Yeah, that’s right. There were nine more rounds under par on opening day than there were during the entirety of the last US Open here.
After a lead-up, where plenty of pundits and media members, bloggers and writers (myself included), thought Winged Foot was going to be insanely difficult. For good reason though. When the course superintendent says that he is shooting for a winning score of +8, you would normally believe him.
Unfortunately, there was a combination of things that made it difficult to accomplish. First is the time of year. In mid-September, you have about two hours less when it comes to playable daylight. This leads to earlier tee times, and fewer people playing in the later afternoon. Also, it’s just not as dry, meaning the course isn’t as hazardous as it would normally be. Maybe the golf gods are building false hope, as there wasn’t much wind today either.

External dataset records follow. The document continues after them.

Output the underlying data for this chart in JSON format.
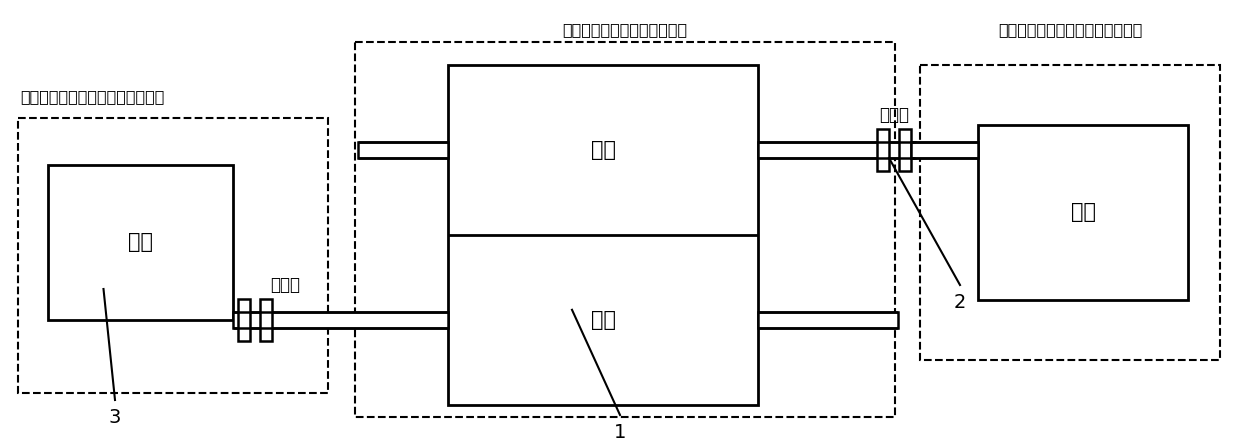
{
  "fig_width": 12.4,
  "fig_height": 4.38,
  "dpi": 100,
  "bg_color": "#ffffff",
  "title_top_center": "双转子类压缩机转子结构部分",
  "title_top_right": "双转子类压缩机转子电机驱动部分",
  "title_left": "双转子类压缩机转子电机驱动部分",
  "label_lianzhou_left": "联轴器",
  "label_lianzhou_right": "联轴器",
  "label_motor_left": "电机",
  "label_motor_right": "电机",
  "label_rotor_top": "转子",
  "label_rotor_bottom": "转子",
  "label_1": "1",
  "label_2": "2",
  "label_3": "3"
}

It sounds as if the rough is about two inches shorter than it would be in June. Pair this with easier pin locations because of less daylight, and you have a much easier course. There was apparently a meeting between the course super and the USGA before the tourney started, and he was livid with the setup. With the lack of light and field of 144, there isn’t much you can do. You almost have to set the course simpler so that people can finish in time.
You may have wanted to see players out there struggle, looking as mortal as the rest of us… I know I sure did. What we never want to see at a major is players having to finish their first round on day two, which then increases the possibility of it happening again, making for a weird moment Saturday morning when there are people playing who already know that they won’t be making the cut… for golf that is going to be played on that same day.

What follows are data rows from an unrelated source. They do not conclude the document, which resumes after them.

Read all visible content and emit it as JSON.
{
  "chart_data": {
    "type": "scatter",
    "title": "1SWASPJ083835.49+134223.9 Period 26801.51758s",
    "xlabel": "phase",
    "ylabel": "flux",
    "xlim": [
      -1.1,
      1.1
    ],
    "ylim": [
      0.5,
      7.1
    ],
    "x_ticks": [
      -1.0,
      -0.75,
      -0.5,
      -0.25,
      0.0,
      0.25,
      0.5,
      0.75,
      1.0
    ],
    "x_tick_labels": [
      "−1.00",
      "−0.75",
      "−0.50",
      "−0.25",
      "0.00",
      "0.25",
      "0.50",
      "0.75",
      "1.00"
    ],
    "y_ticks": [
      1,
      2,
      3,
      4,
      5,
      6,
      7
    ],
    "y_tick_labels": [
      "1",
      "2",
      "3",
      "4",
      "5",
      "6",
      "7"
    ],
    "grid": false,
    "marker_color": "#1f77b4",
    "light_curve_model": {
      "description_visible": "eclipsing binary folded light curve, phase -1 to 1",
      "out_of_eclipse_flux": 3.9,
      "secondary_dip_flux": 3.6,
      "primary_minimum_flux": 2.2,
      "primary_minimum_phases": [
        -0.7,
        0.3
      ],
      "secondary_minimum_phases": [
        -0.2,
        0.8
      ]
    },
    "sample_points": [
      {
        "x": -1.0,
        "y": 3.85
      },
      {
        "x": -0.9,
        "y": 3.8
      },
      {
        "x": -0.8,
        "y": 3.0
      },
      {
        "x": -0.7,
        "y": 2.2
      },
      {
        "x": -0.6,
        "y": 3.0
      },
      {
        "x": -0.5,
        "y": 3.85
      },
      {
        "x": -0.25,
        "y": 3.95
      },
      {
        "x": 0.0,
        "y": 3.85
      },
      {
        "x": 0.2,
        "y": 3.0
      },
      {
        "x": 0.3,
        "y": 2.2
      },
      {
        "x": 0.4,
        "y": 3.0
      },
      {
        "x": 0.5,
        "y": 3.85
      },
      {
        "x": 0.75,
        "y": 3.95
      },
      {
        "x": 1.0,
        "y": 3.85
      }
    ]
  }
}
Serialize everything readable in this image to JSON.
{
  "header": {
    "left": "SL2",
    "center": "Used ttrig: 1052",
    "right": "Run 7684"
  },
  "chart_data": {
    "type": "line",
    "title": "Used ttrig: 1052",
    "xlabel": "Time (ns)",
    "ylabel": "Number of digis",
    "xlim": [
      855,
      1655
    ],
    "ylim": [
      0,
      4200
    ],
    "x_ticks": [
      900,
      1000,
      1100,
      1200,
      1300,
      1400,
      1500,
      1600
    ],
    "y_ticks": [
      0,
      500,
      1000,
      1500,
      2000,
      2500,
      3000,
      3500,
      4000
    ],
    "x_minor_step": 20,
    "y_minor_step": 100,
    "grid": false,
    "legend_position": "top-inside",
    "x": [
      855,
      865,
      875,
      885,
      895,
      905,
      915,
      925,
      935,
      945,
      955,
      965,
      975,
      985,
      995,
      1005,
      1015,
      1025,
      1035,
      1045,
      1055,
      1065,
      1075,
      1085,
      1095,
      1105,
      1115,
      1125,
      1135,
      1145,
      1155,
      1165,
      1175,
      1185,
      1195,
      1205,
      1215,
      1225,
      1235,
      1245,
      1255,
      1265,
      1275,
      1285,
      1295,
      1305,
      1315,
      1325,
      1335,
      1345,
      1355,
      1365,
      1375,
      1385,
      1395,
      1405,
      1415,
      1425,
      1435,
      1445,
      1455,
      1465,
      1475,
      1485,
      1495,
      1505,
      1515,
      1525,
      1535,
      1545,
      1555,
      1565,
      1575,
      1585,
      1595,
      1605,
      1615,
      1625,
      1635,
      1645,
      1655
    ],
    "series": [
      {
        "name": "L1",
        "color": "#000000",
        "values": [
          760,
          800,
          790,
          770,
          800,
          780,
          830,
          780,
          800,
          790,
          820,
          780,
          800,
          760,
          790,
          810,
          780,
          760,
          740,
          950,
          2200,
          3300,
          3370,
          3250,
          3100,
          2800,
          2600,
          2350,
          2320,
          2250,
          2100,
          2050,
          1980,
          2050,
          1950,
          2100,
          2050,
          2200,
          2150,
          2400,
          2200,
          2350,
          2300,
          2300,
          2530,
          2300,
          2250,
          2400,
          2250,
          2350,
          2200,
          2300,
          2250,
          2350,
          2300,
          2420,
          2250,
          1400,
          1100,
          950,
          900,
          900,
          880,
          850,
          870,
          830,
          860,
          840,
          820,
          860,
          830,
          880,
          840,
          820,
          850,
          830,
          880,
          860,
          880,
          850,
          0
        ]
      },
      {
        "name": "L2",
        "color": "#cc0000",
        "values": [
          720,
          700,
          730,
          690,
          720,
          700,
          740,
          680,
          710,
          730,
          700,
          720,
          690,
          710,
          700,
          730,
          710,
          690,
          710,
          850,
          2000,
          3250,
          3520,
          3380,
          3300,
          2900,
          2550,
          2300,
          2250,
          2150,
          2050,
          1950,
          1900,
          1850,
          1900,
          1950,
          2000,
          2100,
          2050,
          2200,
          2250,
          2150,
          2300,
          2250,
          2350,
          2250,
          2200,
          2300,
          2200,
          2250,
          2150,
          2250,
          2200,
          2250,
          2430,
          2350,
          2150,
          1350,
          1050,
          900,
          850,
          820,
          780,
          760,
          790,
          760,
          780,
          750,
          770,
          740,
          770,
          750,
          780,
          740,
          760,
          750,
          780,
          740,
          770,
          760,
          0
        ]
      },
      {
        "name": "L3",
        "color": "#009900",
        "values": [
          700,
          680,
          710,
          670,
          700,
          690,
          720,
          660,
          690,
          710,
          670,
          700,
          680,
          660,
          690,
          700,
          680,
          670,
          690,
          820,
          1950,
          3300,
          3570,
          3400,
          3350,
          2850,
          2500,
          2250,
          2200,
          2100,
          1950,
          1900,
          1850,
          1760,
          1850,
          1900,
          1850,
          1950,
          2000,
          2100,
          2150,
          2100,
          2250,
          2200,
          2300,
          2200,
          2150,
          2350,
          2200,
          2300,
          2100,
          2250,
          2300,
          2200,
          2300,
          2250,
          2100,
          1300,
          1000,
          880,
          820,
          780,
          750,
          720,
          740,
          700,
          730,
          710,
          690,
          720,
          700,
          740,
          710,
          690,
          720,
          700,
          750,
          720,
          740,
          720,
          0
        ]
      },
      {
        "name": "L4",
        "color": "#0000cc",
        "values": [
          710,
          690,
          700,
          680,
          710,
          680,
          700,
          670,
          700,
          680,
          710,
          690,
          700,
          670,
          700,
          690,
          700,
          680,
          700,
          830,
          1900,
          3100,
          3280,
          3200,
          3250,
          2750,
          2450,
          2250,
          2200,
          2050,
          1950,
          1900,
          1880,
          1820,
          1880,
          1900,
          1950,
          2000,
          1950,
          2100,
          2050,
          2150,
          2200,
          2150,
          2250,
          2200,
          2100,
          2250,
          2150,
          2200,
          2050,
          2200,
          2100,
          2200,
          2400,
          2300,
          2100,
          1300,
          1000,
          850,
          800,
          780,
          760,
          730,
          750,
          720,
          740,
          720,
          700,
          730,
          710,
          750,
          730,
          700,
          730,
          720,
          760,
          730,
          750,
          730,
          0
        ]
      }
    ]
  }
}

There is a bright spot for all of us looking to see the pros face a difficult track. Rumor has it that once the cut is made, the course is gonna get mean. Tougher placements, setups, and locations. Greens will likely be sped up a bit. They wanted a 13 on the stimp, but it didn’t reach that and was instead in the 11-12 range. With false fronts, run-off locations, crazy hills and bumps on the greens, and the wind picking up, we could be in for some hilarity and bewilderment as pros putt this weekend.
To all of us that are fans of golf, regardless of the setup, it was great to see them out there playing in another major. Let’s hope the conditions get a little tougher, and we see some players hop on the struggle bus amidst a wild round two on Friday at the US Open.